Lists all containers running in the worker node. With the -a
flag, the list includes exited containers.
docker stats
CONTAINER ID NAME CPU % MEM USAGE / LIMIT MEM % NET I/O BLOCK I/O PIDS
a998b75af5a3 zoho-adaptor-uat.1.y0omz07xqf5k3sch384rjzg4s 0.00% 38.83MiB / 23.55GiB 0.16% 2.27MB / 400kB 94.2kB / 16.4kB 23
063de48800d3 sms.1.o510t7owmi3s09skp1xiauls1 0.00% 39.34MiB / 23.55GiB 0.16% 1.64MB / 15.6kB 0B / 16.4kB 23
2486af68cf3a sim-delivery-ui.1.2jjkka517nlk43d0dhiagqphh 0.00% 40.25MiB / 23.55GiB 0.17% 1.63MB / 8.44kB 0B / 16.4kB 19
fff833b0d21d sim-delivery-staging.1.occufvt6om4zrm817zqobl7k0 0.00% 37MiB / 23.55GiB 0.15% 212MB / 742kB 28.7kB / 16.4kB 23
9b7fc3d89708 sim-delivery.1.6x4hsoiisx8095lortwgkzkg1 12.56% 100.9MiB / 23.55GiB 0.42% 2.9GB / 1.18GB 0B / 16.4kB 23
1a61621ff4c5 redis-global.1.oypej8vmpzsa0vxs9tt0lpxtk 9.62% 10.82MiB / 23.55GiB 0.04% 4.06GB / 4.25GB 0B / 1.09MB 4
...
Prints a list of docker statistics related to the containers running on the worker. Look for containers that utelize more then average of resources. OBS! To much RAM usage could be becouse of a memory leak.

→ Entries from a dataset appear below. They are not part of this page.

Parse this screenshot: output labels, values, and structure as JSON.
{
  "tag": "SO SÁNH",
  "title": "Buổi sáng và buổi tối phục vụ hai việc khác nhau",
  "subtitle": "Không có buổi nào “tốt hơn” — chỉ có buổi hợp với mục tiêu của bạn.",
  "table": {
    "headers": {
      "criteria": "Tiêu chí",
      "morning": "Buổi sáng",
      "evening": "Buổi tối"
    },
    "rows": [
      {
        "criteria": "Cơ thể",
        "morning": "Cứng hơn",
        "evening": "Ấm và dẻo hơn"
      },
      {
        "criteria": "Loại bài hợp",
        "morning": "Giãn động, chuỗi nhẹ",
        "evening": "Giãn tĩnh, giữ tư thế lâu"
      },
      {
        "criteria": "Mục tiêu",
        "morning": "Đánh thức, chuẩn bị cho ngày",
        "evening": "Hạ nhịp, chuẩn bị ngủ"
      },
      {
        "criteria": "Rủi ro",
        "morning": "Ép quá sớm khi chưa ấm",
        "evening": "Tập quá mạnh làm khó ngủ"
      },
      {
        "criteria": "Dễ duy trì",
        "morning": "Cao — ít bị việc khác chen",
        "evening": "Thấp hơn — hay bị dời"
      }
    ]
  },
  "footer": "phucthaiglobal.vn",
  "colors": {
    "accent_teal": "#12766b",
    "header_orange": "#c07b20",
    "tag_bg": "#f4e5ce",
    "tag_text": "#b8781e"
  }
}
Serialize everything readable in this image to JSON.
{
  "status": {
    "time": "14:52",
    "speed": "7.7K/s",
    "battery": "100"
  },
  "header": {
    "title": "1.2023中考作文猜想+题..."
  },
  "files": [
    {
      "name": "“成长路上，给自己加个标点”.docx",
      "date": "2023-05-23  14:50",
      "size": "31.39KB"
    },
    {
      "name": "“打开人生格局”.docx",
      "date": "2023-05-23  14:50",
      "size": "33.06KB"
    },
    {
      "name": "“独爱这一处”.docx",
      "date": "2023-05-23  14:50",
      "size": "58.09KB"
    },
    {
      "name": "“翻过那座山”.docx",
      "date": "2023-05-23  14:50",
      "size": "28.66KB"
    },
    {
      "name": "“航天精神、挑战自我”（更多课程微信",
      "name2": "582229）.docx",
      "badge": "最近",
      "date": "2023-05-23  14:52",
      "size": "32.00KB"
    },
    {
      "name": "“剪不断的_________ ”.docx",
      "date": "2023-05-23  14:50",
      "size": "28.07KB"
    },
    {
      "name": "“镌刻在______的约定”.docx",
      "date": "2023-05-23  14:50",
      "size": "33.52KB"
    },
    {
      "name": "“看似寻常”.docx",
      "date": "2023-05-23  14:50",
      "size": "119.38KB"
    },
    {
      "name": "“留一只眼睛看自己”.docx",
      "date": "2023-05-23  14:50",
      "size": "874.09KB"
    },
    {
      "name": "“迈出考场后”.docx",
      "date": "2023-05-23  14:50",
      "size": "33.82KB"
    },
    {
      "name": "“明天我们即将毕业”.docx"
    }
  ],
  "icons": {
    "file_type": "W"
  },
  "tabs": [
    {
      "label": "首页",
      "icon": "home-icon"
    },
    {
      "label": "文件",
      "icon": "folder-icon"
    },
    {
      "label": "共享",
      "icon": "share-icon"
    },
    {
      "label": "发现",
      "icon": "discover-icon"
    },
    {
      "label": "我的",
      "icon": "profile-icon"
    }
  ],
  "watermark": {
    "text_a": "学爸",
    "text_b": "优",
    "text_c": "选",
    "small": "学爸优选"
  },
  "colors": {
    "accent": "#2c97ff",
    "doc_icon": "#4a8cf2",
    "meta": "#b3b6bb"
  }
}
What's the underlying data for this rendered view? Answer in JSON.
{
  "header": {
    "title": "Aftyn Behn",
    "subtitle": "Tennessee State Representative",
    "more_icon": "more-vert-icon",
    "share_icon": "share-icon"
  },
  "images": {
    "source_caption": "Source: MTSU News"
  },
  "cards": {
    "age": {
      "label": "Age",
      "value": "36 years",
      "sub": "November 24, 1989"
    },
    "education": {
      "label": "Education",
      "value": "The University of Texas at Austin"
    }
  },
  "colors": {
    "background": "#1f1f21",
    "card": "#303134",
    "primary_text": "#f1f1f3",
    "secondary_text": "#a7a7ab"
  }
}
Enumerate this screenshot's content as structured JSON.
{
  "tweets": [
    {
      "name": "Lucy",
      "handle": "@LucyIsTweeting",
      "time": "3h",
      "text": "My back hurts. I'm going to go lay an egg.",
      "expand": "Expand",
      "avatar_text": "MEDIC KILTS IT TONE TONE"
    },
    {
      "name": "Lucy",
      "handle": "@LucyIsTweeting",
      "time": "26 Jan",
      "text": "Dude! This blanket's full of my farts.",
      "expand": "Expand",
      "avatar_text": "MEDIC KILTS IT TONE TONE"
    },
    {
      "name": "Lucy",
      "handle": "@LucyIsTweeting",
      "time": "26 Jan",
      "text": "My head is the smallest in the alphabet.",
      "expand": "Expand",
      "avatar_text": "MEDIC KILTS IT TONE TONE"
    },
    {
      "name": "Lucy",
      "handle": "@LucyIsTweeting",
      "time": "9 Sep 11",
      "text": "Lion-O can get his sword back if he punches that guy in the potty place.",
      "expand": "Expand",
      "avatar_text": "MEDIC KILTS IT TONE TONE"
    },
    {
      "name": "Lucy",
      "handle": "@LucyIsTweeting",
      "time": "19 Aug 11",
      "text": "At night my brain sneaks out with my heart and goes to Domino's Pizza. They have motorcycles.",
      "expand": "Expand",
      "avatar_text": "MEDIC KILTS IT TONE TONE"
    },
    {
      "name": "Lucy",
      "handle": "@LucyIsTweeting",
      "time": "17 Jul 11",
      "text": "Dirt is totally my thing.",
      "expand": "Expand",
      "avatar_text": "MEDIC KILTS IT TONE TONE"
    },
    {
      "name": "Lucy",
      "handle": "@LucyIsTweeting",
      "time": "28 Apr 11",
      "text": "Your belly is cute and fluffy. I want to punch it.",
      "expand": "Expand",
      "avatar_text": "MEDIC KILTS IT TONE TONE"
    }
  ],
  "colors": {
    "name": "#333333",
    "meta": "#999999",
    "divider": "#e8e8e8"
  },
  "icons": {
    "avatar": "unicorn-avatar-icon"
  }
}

docker network inspect ${network-name}
Inspecting a network to see if any IP of the containers in the network missmatch with the container. ...or maybe you looking for something else, idk!
docker inspect ${container-name}
Inspecting a container to see details of the container.
docker swarm leave -f
Node left the swarm.
Look for error output - example:
Error response from daemon: context deadline exceeded
sudo service docker stop
sudo rm -rf /var/lib/docker/swarm
sudo service docker start
Removes the corrupted data, can help if your cli commands are throwing errors or freezes. This is a drastic messure, chill with these sets of commands - only use if necessery. Good to follow up with - removing worker from swarm and restarting the managers, before re-adding the node to the swarm with a join token.